Estonian forest scientist

Endel Laas (29 August 1915 in Tartu – 1 November 2009) was an Estonian forest scientist and professor.

Laas specialised in forestry and taught at the University of Life Sciences for many years. In 1999 he was awarded the Order of the White Star, third class.

==Life and career==
Endel Laas was born on 29 August 1915 in Tartu as the ninth child in the family. His father had earlier been a coachman, but at that time he served as the tea house and restaurant keeper. 1916−1924 the family lived in Kvissental near Tartu, but from 1930 inside Tartu. Endel first attended the Tartu IV elementary school in 1926. Between 1930 and 1935 Laas studied at the Tartu Boys' Gymnasium. That was followed by a military service at the Kuperjanov Battalion and the Tondi military school, which he graduated the Forestry Division of the University of Tartu, cum laude. 1940–1941 he worked as a forester, east of the Narva River. During the World War II, in 1941 Laas was mobilized to the Red Army.

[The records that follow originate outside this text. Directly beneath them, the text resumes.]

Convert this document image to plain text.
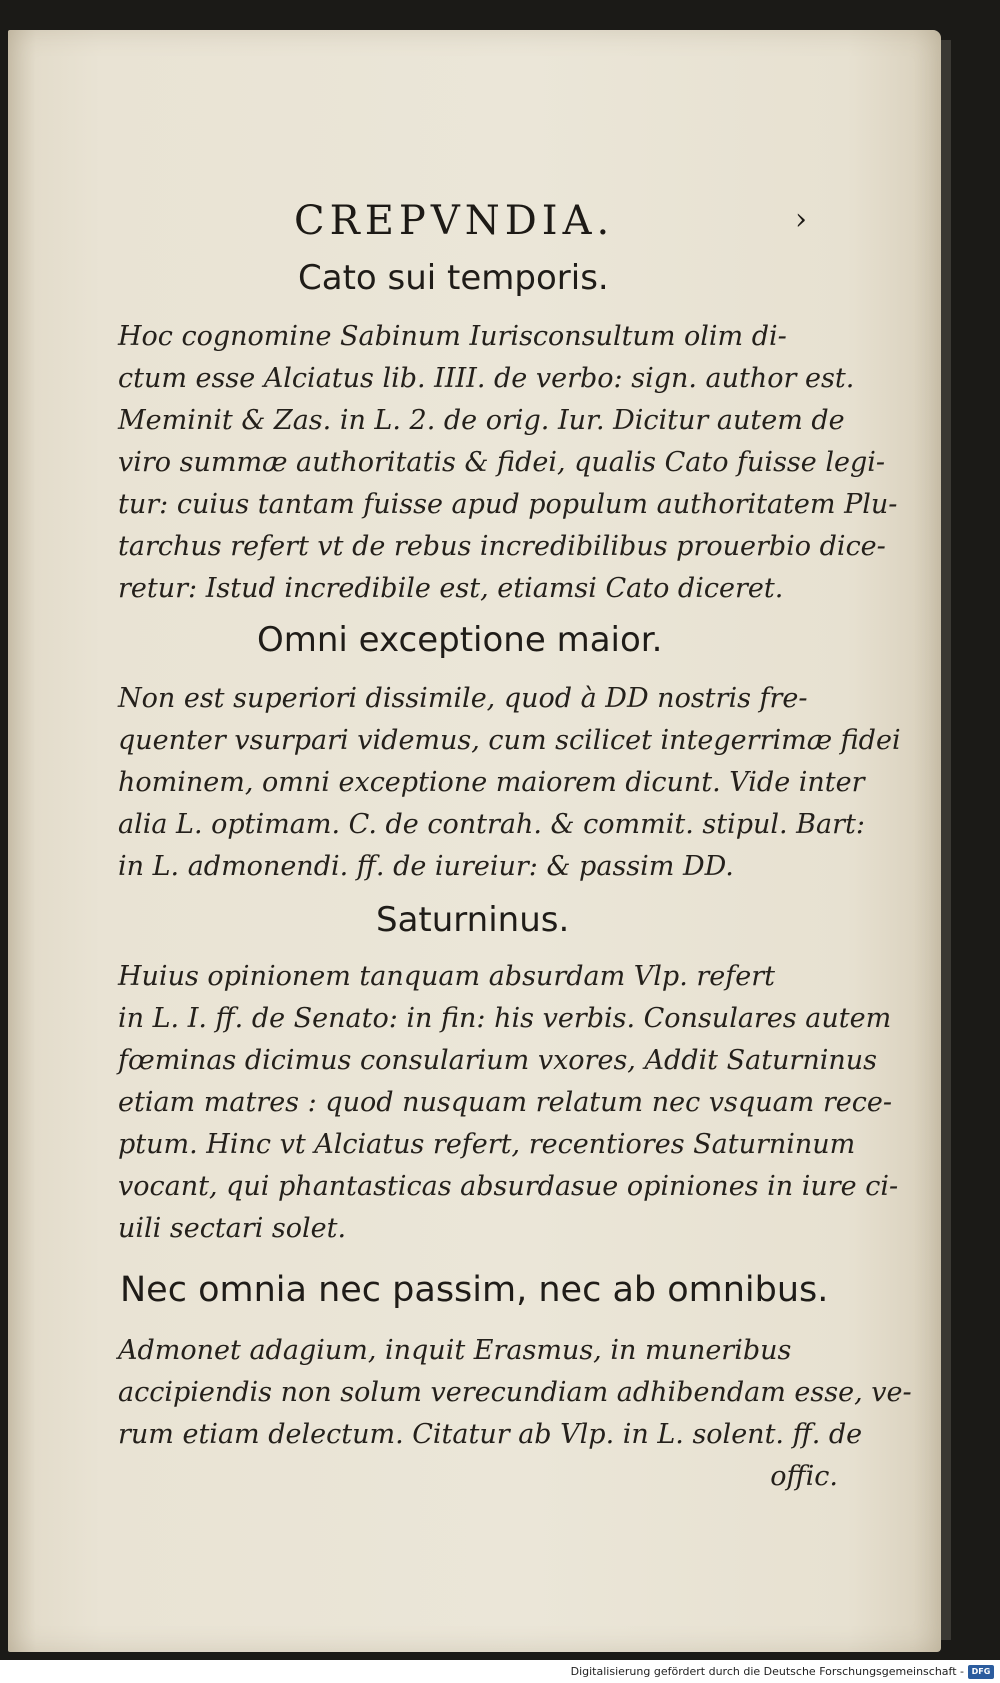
CREPVNDIA.	›
Cato sui temporis.
Hoc cognomine Sabinum Iurisconsultum olim di-
ctum esse Alciatus lib. IIII. de verbo: sign. author est.
Meminit & Zas. in L. 2. de orig. Iur. Dicitur autem de
viro summæ authoritatis & fidei, qualis Cato fuisse legi-
tur: cuius tantam fuisse apud populum authoritatem Plu-
tarchus refert vt de rebus incredibilibus prouerbio dice-
retur: Istud incredibile est, etiamsi Cato diceret.
Omni exceptione maior.
Non est superiori dissimile, quod à DD nostris fre-
quenter vsurpari videmus, cum scilicet integerrimæ fidei
hominem, omni exceptione maiorem dicunt. Vide inter
alia L. optimam. C. de contrah. & commit. stipul. Bart:
in L. admonendi. ff. de iureiur: & passim DD.
Saturninus.
Huius opinionem tanquam absurdam Vlp. refert
in L. I. ff. de Senato: in fin: his verbis. Consulares autem
fœminas dicimus consularium vxores, Addit Saturninus
etiam matres : quod nusquam relatum nec vsquam rece-
ptum. Hinc vt Alciatus refert, recentiores Saturninum
vocant, qui phantasticas absurdasue opiniones in iure ci-
uili sectari solet.
Nec omnia nec passim, nec ab omnibus.
Admonet adagium, inquit Erasmus, in muneribus
accipiendis non solum verecundiam adhibendam esse, ve-
rum etiam delectum. Citatur ab Vlp. in L. solent. ff. de
offic.
Digitalisierung gefördert durch die Deutsche Forschungsgemeinschaft - DFG
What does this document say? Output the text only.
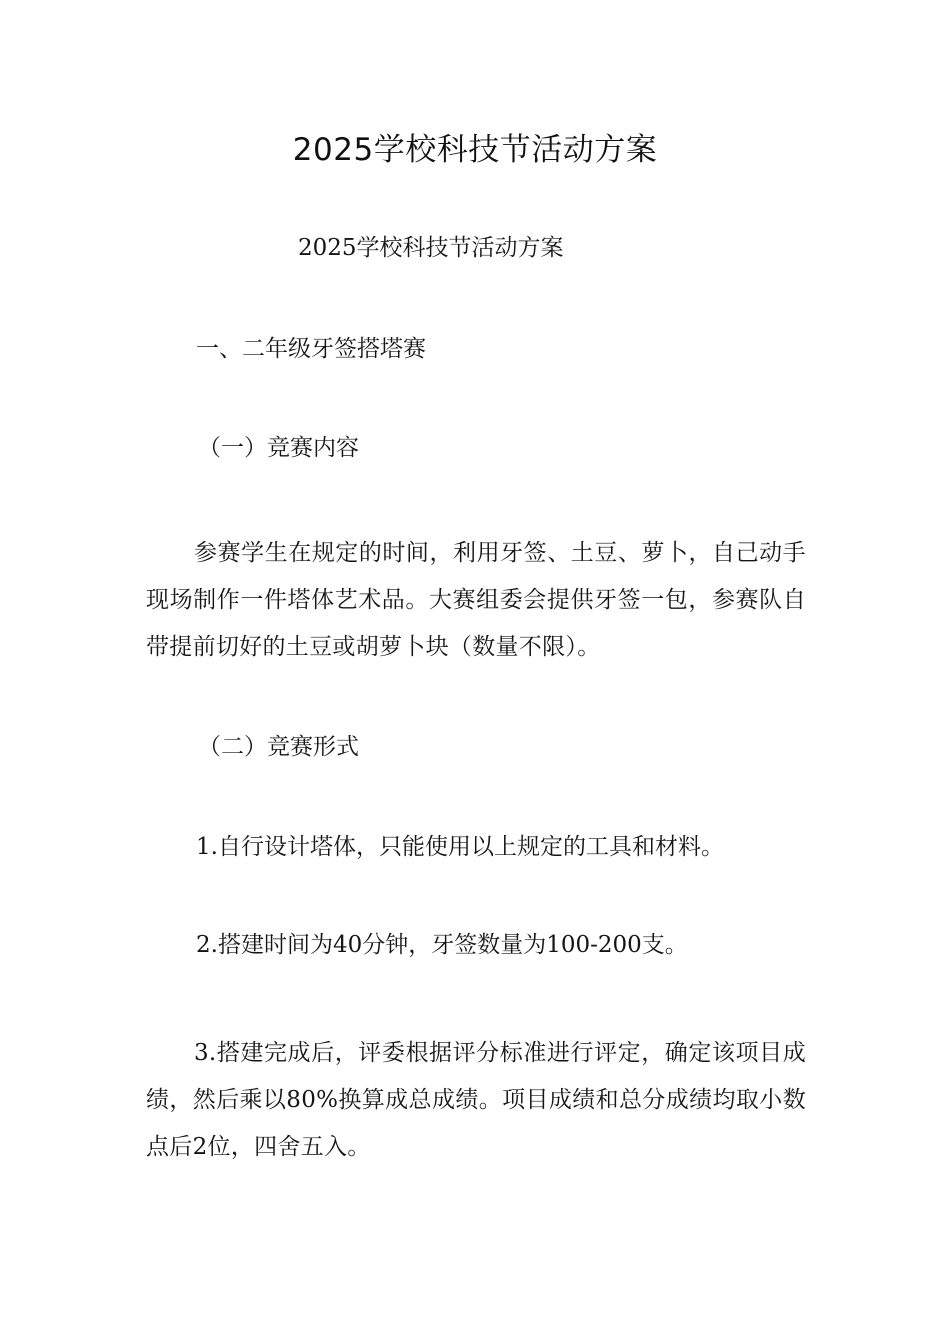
2025学校科技节活动方案
2025学校科技节活动方案
一、二年级牙签搭塔赛
（一）竞赛内容
参赛学生在规定的时间，利用牙签、土豆、萝卜，自己动手现场制作一件塔体艺术品。大赛组委会提供牙签一包，参赛队自带提前切好的土豆或胡萝卜块（数量不限）。
（二）竞赛形式
1.自行设计塔体，只能使用以上规定的工具和材料。
2.搭建时间为40分钟，牙签数量为100-200支。
3.搭建完成后，评委根据评分标准进行评定，确定该项目成绩，然后乘以80%换算成总成绩。项目成绩和总分成绩均取小数点后2位，四舍五入。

After the war Laas continued his career as a scientist. In 1946 he became a lecturer at the University of Tartu, from 1951 he continued the job at the separated Estonian Agricultural Academy. In 1976 he became a professor and between 1960 and 1985 he served as the Dean of the Forestry and Land Reclamation Faculty.

In the end of the Soviet reign in Estonia, Laas was one of the reestablishers of the Student Society Liivika in 1990.

Laas died on 1 November 2009 at the age of 94.

Endel Laas's son, Eino-Endel Laas (born on July 4, 1942), is also a forest researcher and teaches in Estonian University of Life Sciences. He received the Order of the White Star, fifth class, in 2016.